Secondo Reuters, Butch Wilmore e Suni Williams, due astronauti veterani della NASA (National Aeronautics and Space Administration) e piloti collaudatori in pensione della Marina statunitense, hanno volato nello spazio nel giugno 2024 come primo equipaggio della navicella Starliner della Boeing per una missione di prova della durata prevista di otto giorni.
Due astronauti sono stati accolti dai delfini al loro ritorno, dopo essere rimasti bloccati sulla Stazione Spaziale Internazionale per nove mesi.

Butch Wilmore e Suni Williams prima di partire per la loro missione spaziale nel giugno 2024.

I due astronauti hanno salutato i loro colleghi prima di tornare sulla Terra.
Tuttavia, problemi al sistema di propulsione dello Starliner hanno causato ripetuti ritardi nel loro rientro a casa.
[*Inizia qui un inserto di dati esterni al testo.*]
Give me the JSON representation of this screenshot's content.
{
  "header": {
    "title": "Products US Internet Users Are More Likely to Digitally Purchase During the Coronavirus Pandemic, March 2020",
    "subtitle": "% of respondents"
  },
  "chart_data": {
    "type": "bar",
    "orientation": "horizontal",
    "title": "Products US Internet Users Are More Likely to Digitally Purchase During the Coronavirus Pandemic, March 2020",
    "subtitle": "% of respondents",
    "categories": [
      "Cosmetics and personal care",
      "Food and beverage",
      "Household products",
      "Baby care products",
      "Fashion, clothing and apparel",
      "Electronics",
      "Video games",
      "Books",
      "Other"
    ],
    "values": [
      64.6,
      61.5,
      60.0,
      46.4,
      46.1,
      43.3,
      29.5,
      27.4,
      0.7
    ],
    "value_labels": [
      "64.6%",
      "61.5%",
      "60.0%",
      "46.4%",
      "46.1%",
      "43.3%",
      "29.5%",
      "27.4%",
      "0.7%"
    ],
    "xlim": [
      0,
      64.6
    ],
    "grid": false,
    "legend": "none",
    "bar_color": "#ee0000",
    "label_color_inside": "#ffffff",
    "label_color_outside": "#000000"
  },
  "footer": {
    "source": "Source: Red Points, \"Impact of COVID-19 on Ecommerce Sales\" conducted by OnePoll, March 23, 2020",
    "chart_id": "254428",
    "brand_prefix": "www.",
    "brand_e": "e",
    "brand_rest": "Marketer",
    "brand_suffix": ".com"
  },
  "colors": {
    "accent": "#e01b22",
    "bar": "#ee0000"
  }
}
Alla fine, la NASA ha deciso di riportarli a bordo di una navicella SpaceX quest'anno, nell'ambito del programma di rotazione degli equipaggi dell'agenzia.
Secondo la NASA, Wilmore e Williams non avrebbero potuto iniziare il viaggio di ritorno sulla Terra fino all'arrivo dell'equipaggio sostitutivo, al fine di mantenere un numero sufficiente di personale americano sulla ISS.

La nave approdò nelle acque al largo della costa della Florida.
Il loro equipaggio di ricambio è arrivato il 14 marzo, composto da quattro astronauti della missione Crew-10 della NASA, portando il numero totale di astronauti presenti sulla stazione per un breve periodo a 11.
La mattina del 18 marzo, il signor Wilmore e la signora Williams sono saliti a bordo della navicella spaziale Crew Dragon insieme ad altri due astronauti (uno americano e uno russo) e hanno lasciato la ISS alle 12:00 (ora del Vietnam), iniziando il loro viaggio di 17 ore di ritorno sulla Terra, salutando i sette astronauti rimasti a bordo della stazione.

La nave di recupero di SpaceX ha recuperato la navicella spaziale con a bordo quattro astronauti.
La sonda spaziale ha quindi rallentato sfruttando la pressione atmosferica e i paracadute, atterrando al largo delle coste della Florida (USA).
"È stato un viaggio straordinario", ha dichiarato al centro di controllo l'astronauta della NASA Nick Hague, comandante della missione Crew-9 a bordo della navicella Dragon, poco dopo l'atterraggio.

Da sinistra a destra: Butch Wilmore, l'astronauta russo Aleksandr Gorbunov, Nick Hague e Suni Williams.
Gli astronauti furono quindi portati a terra e condotti in una struttura della NASA a Houston, in Texas, per alcuni giorni di controlli medici prima di poter tornare a casa.
Vivere nello spazio per mesi può avere diversi effetti sul corpo umano, che vanno dall'atrofia muscolare a problemi alla vista.

Il signor Butch Wilmore è stato aiutato a scendere dalla nave.

Suni Williams saluta con la mano dopo essere tornata sulla Terra.
Durante questa missione, Wilmore e Williams hanno trascorso complessivamente 286 giorni (oltre nove mesi) nello spazio, un periodo più lungo della durata media di una missione sulla ISS (6 mesi), ma ancora ben lontano dal record detenuto dall'astronauta americano Frank Rubio. Il record di Rubio, con 371 giorni consecutivi nello spazio, terminato nel 2023, fu il risultato inaspettato di una perdita di liquido refrigerante su una navicella spaziale russa.
Con Williams, dopo aver completato il suo terzo volo spaziale, aveva trascorso un totale di 608 giorni nello spazio, il secondo periodo più lungo nella storia degli astronauti americani, superato solo da Peggy Whitson con 675 giorni. Il cosmonauta russo Oleg Kononenko ha stabilito il record mondiale l'anno scorso con un totale di 878 giorni nello spazio.